Furthermore, this makes:

\Sum W_t_n
F_g_n = ----------
\Sum W_t

The fraction of weight inside the group of CPU n against the whole group.

The problem is with F_g_n, the primary goal of this fraction is to make sure
that the relative weight of tasks, when distributed over CPUs is maintained.
For example, consider 4 (equal weight) tasks and 2 CPUs with a 1:3
distribution, then if F_g_n would simply be 1 (no weight re-distribution) the
effective relative weights (W_t') of the tasks in our group would be:

CPU0 CPU1
W_g W_g/3
W_g/3
W_g/3

IOW, the lucky task on CPU0 would get an equal amount of weight as all 3 tasks
on CPU1 combined.
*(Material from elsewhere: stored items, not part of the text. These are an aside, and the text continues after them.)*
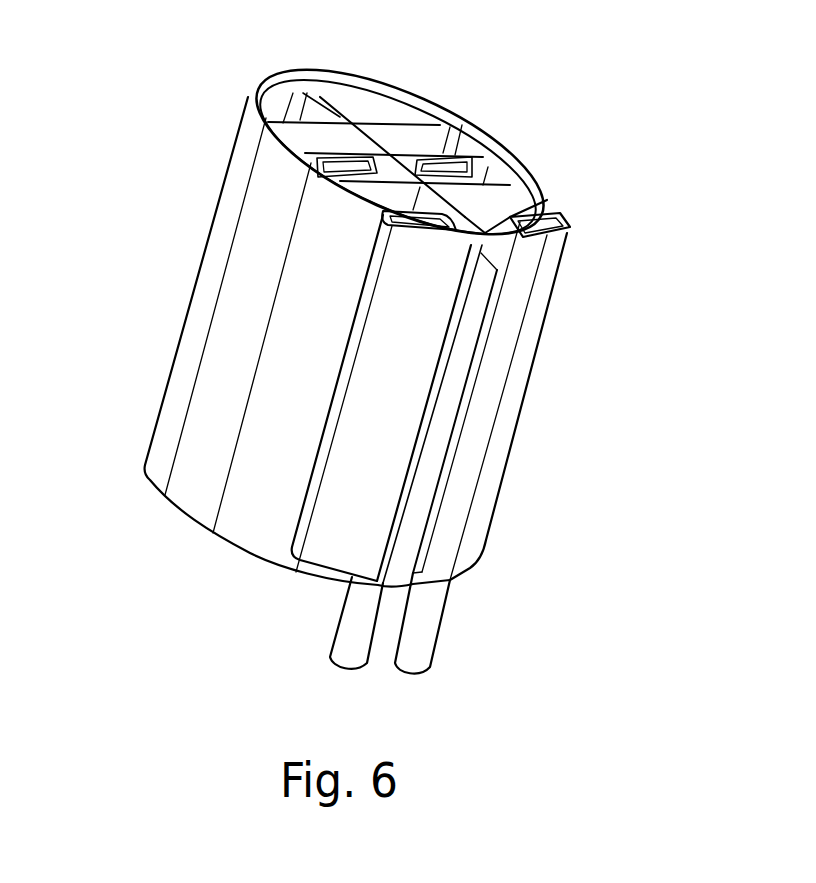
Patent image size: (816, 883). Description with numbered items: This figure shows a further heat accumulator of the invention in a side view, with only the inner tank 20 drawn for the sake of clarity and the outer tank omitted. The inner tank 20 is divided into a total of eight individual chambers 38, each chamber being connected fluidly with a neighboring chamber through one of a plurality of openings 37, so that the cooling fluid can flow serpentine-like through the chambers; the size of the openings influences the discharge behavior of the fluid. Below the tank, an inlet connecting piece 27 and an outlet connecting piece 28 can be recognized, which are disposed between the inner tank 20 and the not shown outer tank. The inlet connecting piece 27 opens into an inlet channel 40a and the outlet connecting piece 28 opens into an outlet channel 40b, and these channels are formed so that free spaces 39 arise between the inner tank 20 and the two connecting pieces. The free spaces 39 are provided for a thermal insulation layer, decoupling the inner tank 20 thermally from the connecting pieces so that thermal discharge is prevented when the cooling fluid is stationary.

The inner tank 20 is at (193, 502).
The inlet connecting piece 27 is at (347, 633).
The outlet connecting piece 28 is at (425, 635).
The openings 37 is at (343, 92).
The chambers 38 is at (497, 193).
The free spaces 39 is at (547, 208).
The inlet channel 40a is at (325, 543).
The outlet channel 40b is at (527, 364).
However, with the weight redistribution, this becomes:

CPU0 CPU1
W_g/4 W_g/4
W_g/4
W_g/4

All tasks are equal weight (as intended). However, as is already evident from
this example, the more CPUs you add, the smaller F_g_n becomes, which creates a
disparity against tasks not in our group.

Specifically:

avg(F_g_n) ~ 1/N

This leads to a weight mismatch in the hierarchy. IOW tasks cannot compete
fairly across hierarchy levels.

*Notably*, what is meant by avg(F_g_n) being proportional to 1/N is that when
there are at least N runnable tasks, the average of this fraction tends to 1/N.

For a hierarchy of depth d, this gets even worse, since that gets terms on the
order of:

avg(F_g_n)^d ~ 1/(N^d)

Given fixed point arithmetic, this also leads to numerical trouble.
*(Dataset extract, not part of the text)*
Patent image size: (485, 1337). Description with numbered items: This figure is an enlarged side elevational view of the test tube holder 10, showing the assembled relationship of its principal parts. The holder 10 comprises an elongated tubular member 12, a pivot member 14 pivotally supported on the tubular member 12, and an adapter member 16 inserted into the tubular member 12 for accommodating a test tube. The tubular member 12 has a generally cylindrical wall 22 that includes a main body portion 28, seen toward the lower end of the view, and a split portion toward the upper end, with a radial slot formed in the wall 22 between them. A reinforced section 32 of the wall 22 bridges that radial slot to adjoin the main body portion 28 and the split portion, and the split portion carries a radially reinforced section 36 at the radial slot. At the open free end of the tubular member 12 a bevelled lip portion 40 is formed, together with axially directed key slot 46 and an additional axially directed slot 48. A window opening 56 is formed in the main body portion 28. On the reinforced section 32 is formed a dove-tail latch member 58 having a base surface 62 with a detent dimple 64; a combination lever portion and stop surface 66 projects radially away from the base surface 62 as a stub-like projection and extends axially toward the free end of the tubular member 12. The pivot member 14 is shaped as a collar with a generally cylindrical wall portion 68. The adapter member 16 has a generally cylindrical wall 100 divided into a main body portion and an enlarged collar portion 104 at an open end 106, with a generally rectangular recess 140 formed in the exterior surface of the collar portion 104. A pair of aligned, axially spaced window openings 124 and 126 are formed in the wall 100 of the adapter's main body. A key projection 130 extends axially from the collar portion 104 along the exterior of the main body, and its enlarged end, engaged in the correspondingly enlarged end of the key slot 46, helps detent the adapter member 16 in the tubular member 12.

However, the meaning of "cpu.weight" is simple and intiutive: the total weight
of the cgroup. But as explored above, there is deception in this simplicity.

Prepare to add a few alternative methods for distributing weight.

Signed-off-by: Peter Zijlstra (Intel) <peterz@xxxxxxxxxxxxx>
---
kernel/sched/debug.c | 74 +++++++++++++++++++++++++++++++++++++++++++++++++++
1 file changed, 74 insertions(+)

--- a/kernel/sched/debug.c
+++ b/kernel/sched/debug.c
@@ -633,6 +633,76 @@ static void debugfs_fair_server_init(voi
}
}

+#ifdef CONFIG_FAIR_GROUP_SCHED
+static int cgroup_mode = 0;
+
+static const char *cgroup_mode_str[] = {
+ "smp",
+};
+
+static int sched_cgroup_mode(const char *str)
+{
+ for (int i = 0; i < ARRAY_SIZE(cgroup_mode_str); i++) {
+ if (!strcmp(str, cgroup_mode_str[i]))
+ return i;
+ }
+ return -EINVAL;
+}
+
+static ssize_t sched_cgroup_write(struct file *filp, const char __user *ubuf,
+ size_t cnt, loff_t *ppos)
+{
+ char buf[16];
+ int mode;
+
+ if (cnt > 15)
+ cnt = 15;
+
+ if (copy_from_user(buf, ubuf, cnt))
+ return -EFAULT;
+
+ buf[cnt] = 0;
+ mode = sched_cgroup_mode(strstrip(buf));
+ if (mode < 0)
+ return mode;
+
+ WRITE_ONCE(cgroup_mode, mode);
+
+ *ppos += cnt;
+ return cnt;
+}
+
+static int sched_cgroup_show(struct seq_file *m, void *v)
+{
+ int mode = READ_ONCE(cgroup_mode);
+
+ for (int i = 0; i < ARRAY_SIZE(cgroup_mode_str); i++) {
+ if (mode == i)
+ seq_puts(m, "(");
+ seq_puts(m, cgroup_mode_str[i]);
+ if (mode == i)
+ seq_puts(m, ")");
+
+ seq_puts(m, " ");
+ }
+ seq_puts(m, "\n");
+ return 0;
+}
+
+static int sched_cgroup_open(struct inode *inode, struct file *filp)
+{
+ return single_open(filp, sched_cgroup_show, NULL);
+}
+
+static const struct file_operations sched_cgroup_fops = {
+ .open = sched_cgroup_open,
+ .write = sched_cgroup_write,
+ .read = seq_read,
+ .llseek = seq_lseek,
+ .release = single_release,
+};
+#endif
+
static __init int sched_init_debug(void)
{
struct dentry __maybe_unused *numa, *llc;
@@ -686,6 +756,10 @@ static __init int sched_init_debug(void)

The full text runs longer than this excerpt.